For quite a while the impact of marijuana on one’s driving performance has been controversial subject, and it’s becoming more and more critical with states beginning to become more lenient with drug laws. In spite of drunk driving declining nationwide, driving under the influence of marijuana is becoming more common. In response, researchers from the National Institute on Drug Abuse have recently conducted a study on the effects of marijuana on one’s driving performance.
According to a recent national roadside survey from the National Highway Traffic Safety Administration on nighttime weekend drivers, 8.3 percent had alcohol in their system and 12.6 percent tested positive for THC in their system. The rates of THC rose 8.6 percent from 2007.
It is currently unlawful to drive under the influence of drugs or alcohol, however there is a .08 breath alcohol limit in place within many states. However, there are no limits for marijuana in any state. . . weird.
As a means to determine if there should be a set limit for marijuana, researchers conducted a study to see the effects of marijuana on one’s driving ability. The study selected 18 occasional marijuana smokers, 13 of which were men, whose ages ranged from 21 to 37. Participants took six 45-minute drives in a driving simulator. Each of the six driving sessions tested for varying combinations of high or low concentration THC, alcohol, and placebos. The placebos were created by giving participants fruit juice with alcohol swabbed around the rim, finished off with 1mL of alcohol, as a means to mimic the smell and taste of alcohol.

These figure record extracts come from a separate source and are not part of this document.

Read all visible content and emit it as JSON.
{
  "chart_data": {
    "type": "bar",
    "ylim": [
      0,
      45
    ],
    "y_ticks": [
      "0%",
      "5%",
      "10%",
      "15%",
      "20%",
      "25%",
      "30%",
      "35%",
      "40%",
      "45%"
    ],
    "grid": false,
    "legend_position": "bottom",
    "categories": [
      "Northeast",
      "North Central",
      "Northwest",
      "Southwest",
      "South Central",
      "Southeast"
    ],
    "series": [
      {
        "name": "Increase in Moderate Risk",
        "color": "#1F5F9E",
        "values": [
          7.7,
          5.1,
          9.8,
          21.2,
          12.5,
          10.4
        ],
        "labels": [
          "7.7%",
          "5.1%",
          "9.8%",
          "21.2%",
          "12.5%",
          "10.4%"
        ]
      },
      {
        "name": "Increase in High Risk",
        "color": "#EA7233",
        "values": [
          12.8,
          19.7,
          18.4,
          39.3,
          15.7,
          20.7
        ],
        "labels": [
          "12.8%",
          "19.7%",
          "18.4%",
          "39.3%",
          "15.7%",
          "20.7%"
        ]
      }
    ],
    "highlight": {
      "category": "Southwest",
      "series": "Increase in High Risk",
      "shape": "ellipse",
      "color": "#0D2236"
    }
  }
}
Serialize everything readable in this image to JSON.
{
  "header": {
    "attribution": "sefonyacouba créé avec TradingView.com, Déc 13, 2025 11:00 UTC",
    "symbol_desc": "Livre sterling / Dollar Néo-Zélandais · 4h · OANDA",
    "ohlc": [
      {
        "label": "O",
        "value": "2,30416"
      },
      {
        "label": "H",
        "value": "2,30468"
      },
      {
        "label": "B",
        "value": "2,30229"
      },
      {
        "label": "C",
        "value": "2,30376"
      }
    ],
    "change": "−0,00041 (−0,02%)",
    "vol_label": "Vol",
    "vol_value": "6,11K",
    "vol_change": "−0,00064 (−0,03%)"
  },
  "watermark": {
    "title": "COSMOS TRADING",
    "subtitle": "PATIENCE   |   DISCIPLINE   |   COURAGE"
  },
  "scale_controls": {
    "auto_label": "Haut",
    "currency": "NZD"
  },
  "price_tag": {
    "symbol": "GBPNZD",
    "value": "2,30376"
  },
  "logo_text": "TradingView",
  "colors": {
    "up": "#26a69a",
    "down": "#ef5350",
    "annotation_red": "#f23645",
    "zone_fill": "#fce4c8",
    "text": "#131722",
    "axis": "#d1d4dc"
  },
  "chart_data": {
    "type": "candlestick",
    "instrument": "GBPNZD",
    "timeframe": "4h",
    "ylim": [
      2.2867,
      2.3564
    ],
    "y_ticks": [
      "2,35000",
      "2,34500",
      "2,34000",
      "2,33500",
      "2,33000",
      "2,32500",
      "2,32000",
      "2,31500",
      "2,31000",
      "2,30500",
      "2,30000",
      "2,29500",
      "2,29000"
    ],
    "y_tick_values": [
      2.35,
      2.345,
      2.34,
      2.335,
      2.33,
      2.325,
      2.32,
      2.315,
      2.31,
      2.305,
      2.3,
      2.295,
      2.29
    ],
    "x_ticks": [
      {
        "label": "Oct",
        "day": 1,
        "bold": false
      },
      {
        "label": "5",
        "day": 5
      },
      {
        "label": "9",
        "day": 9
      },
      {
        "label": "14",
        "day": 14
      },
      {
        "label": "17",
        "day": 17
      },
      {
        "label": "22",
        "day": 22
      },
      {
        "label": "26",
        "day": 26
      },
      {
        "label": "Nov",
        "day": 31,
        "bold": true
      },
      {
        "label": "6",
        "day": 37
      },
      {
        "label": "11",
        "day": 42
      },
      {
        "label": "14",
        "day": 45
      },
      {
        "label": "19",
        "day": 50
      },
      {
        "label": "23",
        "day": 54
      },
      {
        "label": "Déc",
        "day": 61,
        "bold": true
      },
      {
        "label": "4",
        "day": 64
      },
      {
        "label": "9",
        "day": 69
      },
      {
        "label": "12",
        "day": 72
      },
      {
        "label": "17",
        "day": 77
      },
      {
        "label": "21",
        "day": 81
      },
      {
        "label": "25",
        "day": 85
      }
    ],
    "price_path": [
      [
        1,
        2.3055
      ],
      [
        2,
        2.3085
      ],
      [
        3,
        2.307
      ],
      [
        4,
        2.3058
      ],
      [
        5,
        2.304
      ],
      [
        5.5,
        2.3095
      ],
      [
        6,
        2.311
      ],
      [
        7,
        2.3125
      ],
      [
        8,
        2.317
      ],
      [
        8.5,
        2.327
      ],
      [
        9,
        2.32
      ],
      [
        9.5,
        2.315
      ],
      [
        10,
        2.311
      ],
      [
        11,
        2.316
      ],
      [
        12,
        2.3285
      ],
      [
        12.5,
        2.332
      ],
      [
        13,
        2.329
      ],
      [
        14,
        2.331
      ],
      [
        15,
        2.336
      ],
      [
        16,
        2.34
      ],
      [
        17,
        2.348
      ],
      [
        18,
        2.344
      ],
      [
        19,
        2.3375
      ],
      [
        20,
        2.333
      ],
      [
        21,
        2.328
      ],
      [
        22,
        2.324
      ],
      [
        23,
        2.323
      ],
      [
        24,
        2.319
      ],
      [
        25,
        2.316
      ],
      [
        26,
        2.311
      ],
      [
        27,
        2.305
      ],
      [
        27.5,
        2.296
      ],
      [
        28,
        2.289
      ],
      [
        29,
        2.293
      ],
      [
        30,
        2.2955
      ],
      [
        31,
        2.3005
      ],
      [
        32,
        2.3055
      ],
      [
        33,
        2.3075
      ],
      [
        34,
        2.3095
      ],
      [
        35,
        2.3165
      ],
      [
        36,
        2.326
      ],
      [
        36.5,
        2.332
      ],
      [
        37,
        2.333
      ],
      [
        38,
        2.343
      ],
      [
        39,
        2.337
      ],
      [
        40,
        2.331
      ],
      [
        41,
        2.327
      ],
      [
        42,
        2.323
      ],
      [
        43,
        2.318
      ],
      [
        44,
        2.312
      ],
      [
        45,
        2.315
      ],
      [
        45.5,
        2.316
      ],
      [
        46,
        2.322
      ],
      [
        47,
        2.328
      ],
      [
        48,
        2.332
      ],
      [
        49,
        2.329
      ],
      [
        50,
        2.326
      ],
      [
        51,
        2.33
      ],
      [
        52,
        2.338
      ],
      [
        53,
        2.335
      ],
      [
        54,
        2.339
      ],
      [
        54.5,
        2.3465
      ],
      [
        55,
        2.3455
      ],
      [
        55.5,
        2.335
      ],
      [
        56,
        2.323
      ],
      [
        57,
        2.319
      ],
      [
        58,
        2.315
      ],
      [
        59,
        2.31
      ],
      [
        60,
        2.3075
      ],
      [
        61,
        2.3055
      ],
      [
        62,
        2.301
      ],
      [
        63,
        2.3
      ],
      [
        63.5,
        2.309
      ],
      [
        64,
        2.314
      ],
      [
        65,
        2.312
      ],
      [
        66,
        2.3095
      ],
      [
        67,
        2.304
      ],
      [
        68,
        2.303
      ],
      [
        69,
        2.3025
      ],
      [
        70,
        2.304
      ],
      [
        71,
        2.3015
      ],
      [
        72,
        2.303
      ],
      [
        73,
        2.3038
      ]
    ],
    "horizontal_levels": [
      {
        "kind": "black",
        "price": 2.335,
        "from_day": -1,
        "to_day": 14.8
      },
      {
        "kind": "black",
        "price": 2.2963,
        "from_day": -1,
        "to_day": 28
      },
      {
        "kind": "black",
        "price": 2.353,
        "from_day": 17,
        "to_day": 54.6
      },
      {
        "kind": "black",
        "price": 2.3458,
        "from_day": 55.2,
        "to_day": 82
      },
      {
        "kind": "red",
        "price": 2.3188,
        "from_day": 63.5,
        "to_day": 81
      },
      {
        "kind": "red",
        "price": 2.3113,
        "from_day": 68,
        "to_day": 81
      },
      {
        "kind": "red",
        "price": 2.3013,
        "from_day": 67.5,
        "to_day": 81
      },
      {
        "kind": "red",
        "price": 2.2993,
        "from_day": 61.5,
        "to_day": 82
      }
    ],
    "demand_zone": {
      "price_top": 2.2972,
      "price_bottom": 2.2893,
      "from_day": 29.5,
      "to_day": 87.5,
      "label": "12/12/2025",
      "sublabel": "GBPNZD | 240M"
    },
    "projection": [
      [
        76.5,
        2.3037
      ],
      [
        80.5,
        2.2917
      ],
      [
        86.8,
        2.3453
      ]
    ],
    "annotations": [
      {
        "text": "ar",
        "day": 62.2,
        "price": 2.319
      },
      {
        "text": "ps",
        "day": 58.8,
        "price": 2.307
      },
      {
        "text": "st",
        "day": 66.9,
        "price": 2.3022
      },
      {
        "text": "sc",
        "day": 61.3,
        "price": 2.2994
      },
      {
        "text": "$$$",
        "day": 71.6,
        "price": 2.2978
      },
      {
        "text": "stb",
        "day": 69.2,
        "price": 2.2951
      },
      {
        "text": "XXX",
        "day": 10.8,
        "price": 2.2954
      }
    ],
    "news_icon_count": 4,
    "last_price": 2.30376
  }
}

Researchers specifically focused on three parameters of the participant’s driving ability including weaving within the lane, how many times the car left the lane, and the speed of weaving. Alcohol was found to have an effect on the number of times the car left the lane and the speed of weaving, however marijuana only showed an increase in weaving. Data revealed that drivers with blood concentrations of 13.1 ug/L (which means micrograms per liter) of THC showed an increase in weaving, similar to drivers with a .08 breath alcohol concentration- which is the legal limit in many states.
The study also found that a combined use of marijuana and alcohol have more of an impact on one’s driving when used simultaneously. According to the study, smoking marijuana while drinking a little alcohol increases the absorption of THC, which enhances one’s high. THC also delays the peak of alcohol impairment, therefore it takes a person using marijuana and alcohol longer to feel drunk. In relation to the use of marijuana and alcohol together, Principal Investigator Dr. Mary Huestis says that cannabis is generally found with a low dose of alcohol. “Many young people have a couple beers and then cannabis,“ says Huestis, as quoted by Time.
Based on the data from this study, researchers believe that it is important to educate the public about the effects of marijuana before they begin driving. “I think this has added really good knowledge from a well-designed study to add to the current debate,” on marijuana’s effects on road safety, says Huestis.